Doomed advisory panel calls for water charter
By Mike De Souza,
Postmedia News
Calgary Herald
April 19, 2012
OTTAWA — An independent research and advisory panel that learned it would be killed in last month's federal budget is recommending dramatic actions from governments to protect Canada's water, including a new charter, better research and pricing of the resource.
The recommendations, made in one of the final reports produced by the National Round Table on the Environment and the Economy, come as Prime Minister Stephen Harper's government has introduced plans to weaken federal oversight of industrial development, while musing about softening existing tools such as the Fisheries Act.
The panel issued the report, entitled Moving to Action, following the discussions of industry and academic stakeholders at a conference in January.

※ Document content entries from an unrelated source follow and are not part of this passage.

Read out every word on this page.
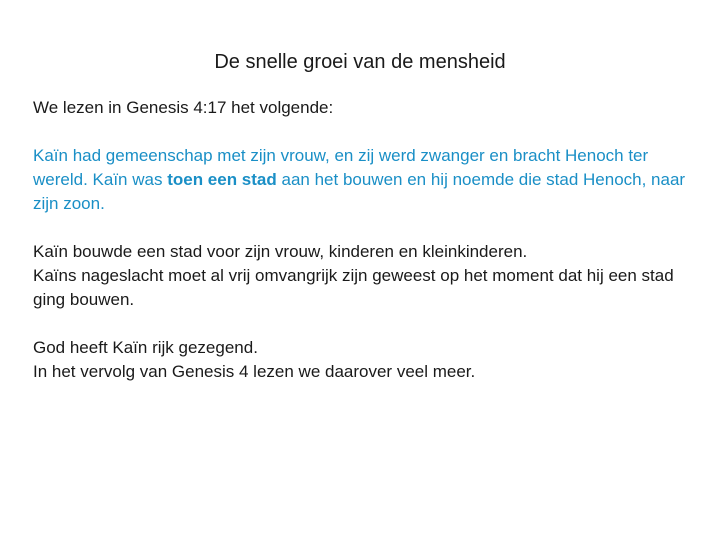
De snelle groei van de mensheid

We lezen in Genesis 4:17 het volgende:

Kaïn had gemeenschap met zijn vrouw, en zij werd zwanger en bracht Henoch ter wereld. Kaïn was toen een stad aan het bouwen en hij noemde die stad Henoch, naar zijn zoon.

Kaïn bouwde een stad voor zijn vrouw, kinderen en kleinkinderen.

Kaïns nageslacht moet al vrij omvangrijk zijn geweest op het moment dat hij een stad ging bouwen.

God heeft Kaïn rijk gezegend.

In het vervolg van Genesis 4 lezen we daarover veel meer.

"There was clear consensus among the experts and participants at the Forum that now is the time to begin acting on many of our recommendations for better water governance, exploring the use of water pricing and investing in water-use forecasting and data," said a joint statement from the advisory's president, David McLaughlin, and its vice-chairman, Robert W. Slater.
"Participants felt so strongly about the importance of these issues, they developed a new recommendation to create a charter affirming the legitimacy of collaborative water governance processes."

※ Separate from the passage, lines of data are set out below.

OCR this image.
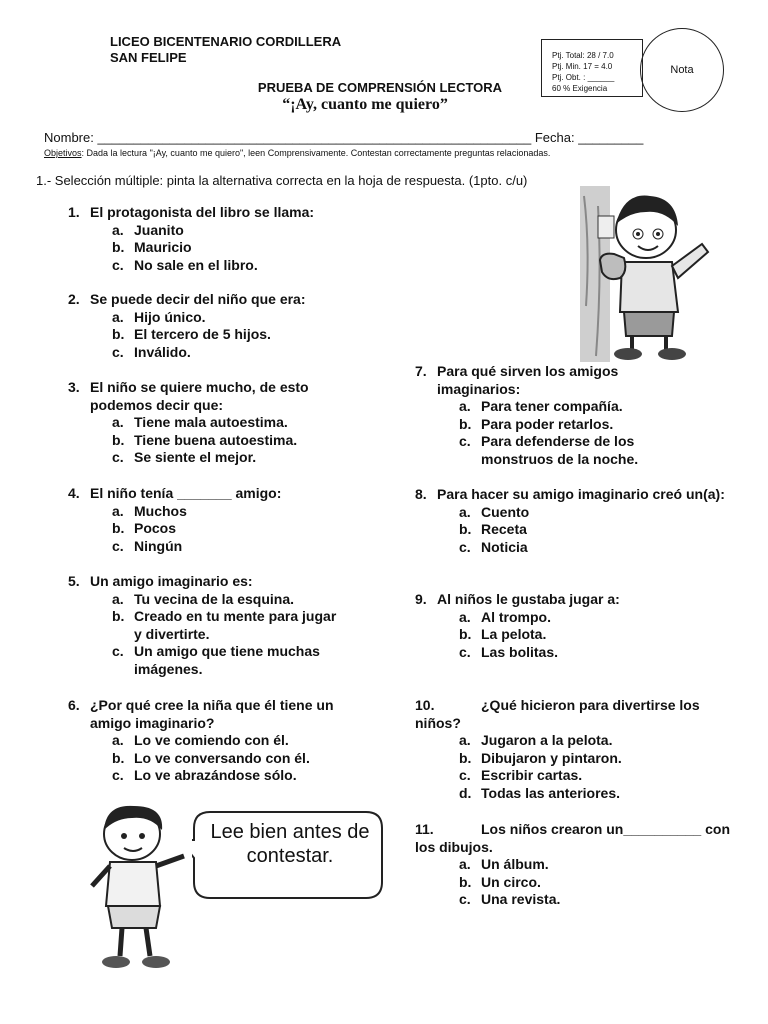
LICEO BICENTENARIO CORDILLERA
SAN FELIPE	Ptj. Total: 28 / 7.0
Ptj. Min. 17 = 4.0
Ptj. Obt. : ______
60 % Exigencia
Nota
PRUEBA DE COMPRENSIÓN LECTORA
“¡Ay, cuanto me quiero”
Nombre: ____________________________________________________________ Fecha: _________
Objetivos: Dada la lectura "¡Ay, cuanto me quiero", leen Comprensivamente. Contestan correctamente preguntas relacionadas.
1.- Selección múltiple: pinta la alternativa correcta en la hoja de respuesta. (1pto. c/u)
1. El protagonista del libro se llama:
a. Juanito
b. Mauricio
c. No sale en el libro.
2. Se puede decir del niño que era:
a. Hijo único.
b. El tercero de 5 hijos.
c. Inválido.
3. El niño se quiere mucho, de esto podemos decir que:
a. Tiene mala autoestima.
b. Tiene buena autoestima.
c. Se siente el mejor.
4. El niño tenía _______ amigo:
a. Muchos
b. Pocos
c. Ningún
5. Un amigo imaginario es:
a. Tu vecina de la esquina.
b. Creado en tu mente para jugar y divertirte.
c. Un amigo que tiene muchas imágenes.
6. ¿Por qué cree la niña que él tiene un amigo imaginario?
a. Lo ve comiendo con él.
b. Lo ve conversando con él.
c. Lo ve abrazándose sólo.
7. Para qué sirven los amigos imaginarios:
a. Para tener compañía.
b. Para poder retarlos.
c. Para defenderse de los monstruos de la noche.
8. Para hacer su amigo imaginario creó un(a):
a. Cuento
b. Receta
c. Noticia
9. Al niños le gustaba jugar a:
a. Al trompo.
b. La pelota.
c. Las bolitas.
10.	¿Qué hicieron para divertirse los niños?
a. Jugaron a la pelota.
b. Dibujaron y pintaron.
c. Escribir cartas.
d. Todas las anteriores.
11.	Los niños crearon un__________ con los dibujos.
a. Un álbum.
b. Un circo.
c. Una revista.
Lee bien antes de contestar.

The participants, who reviewed research by the panel, came from a variety of different organizations across the country, including oilsands companies, the forestry industry and the financial sector. The report also noted the importance of data collection as an important economic opportunity for the future to identify needs as well as the quality and status of the resource.
"In the current fiscal situation, it will be impossible for any one government or organization to move all these recommendations forward, but through new collaborations and partnerships, we can make real progress on sustaining Canada's most valuable resource — our water," said the report.
Environment Minister Peter Kent will be left with fewer resources to address the challenges following a federal budget that slashed millions of dollars of funding in his department's budget for research and monitoring and well as for partnerships to engage stakeholders to adopt greener practices.
The round table, established by the Mulroney government in the 1980s, was among the victims of the cuts, learning in the budget that it would lose all of its funding and be shut down within the coming months.
Tony Maas, the freshwater program director at WWF-Canada, a conservation group, said most of the participants recognized that the provinces and territories were leading the country in tackling the challenges through recent initiatives such as a council created by the Council of the Federation.
"Any national initiative to protect water resources seems to be more likely to come from the provinces and municipalities . . . then the federal government," said Maas.
Maas also praised the panel for bringing sectors together to engage in dialogue while bringing environmental and economic issues together, instead of pitting one against the other.
In a statement, Kent's spokesman, Adam Sweet, said the government welcomed the round table's report, adding that "most of the recommendations" were directed toward provinces and territories "with whom we work effectively on a range of water-related issues."